Combinations of non-negative integers $x_1+x_2+\frac{\enspace\enspace\enspace}{}+x_5 = 50$ given:
$(*) \enspace 0 \leq x_1, \frac{\enspace\enspace\enspace}{}, x_4 \enspace\wedge \enspace x_5 \leq 5$
$(**) \enspace 0 \leq x_1, \frac{\enspace\enspace\enspace}{}, x_5 \enspace\wedge\enspace x_1-x_2-x_3+x_4+x_5 = 30$
$(*\!*\!*) \enspace 0 < x_1, \frac{\enspace\enspace\enspace}{}, x_3,\enspace\wedge\enspace 0 \leq (x_4, x_5) \leq 5$
For $(*)$ I know I can fix $x_5$ from $0-5$, and solve $x_1+x_2+x_3+x_4= 50-x_5$, then add these solutions together. But I'm not sure what strategy I could use for $(**)$ and $(*\!*\!*)$. Could anyone give me some direction?
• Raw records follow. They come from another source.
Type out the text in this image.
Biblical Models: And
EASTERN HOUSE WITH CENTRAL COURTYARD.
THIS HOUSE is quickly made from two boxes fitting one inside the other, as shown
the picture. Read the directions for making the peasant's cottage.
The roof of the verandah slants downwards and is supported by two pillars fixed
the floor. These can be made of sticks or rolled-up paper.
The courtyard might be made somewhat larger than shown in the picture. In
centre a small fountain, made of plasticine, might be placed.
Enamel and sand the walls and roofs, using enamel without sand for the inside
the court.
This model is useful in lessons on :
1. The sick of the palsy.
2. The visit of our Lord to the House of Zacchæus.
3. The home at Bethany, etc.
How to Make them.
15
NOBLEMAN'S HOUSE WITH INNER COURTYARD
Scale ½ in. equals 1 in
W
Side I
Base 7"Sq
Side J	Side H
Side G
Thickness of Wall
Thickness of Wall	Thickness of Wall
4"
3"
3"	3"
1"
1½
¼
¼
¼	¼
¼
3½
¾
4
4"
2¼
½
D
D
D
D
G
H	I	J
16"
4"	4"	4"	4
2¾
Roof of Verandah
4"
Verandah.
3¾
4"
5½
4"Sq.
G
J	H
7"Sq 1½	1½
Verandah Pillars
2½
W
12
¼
Also note the $<$ instead of $\leq$ at $(*\!*\!*)$.
Thanks in advance.
For the second case, adding the equation in the problem statement to the one in the case gives:
$$x_1 + x_4 + x_5 = 40,$$
and subtracting them gives
$$x_2 + x_3 = 10.$$
For the third case, it's much the same as the second case, except you set $x_4 + x_5$ to $0, 1, 2, ... 10$ and simultaneously set $x_1 + x_2 + x_3$ to $50, 49, 48, ... 40,$ with the further contstraint that $x_1, x_2, x_3$ are positive.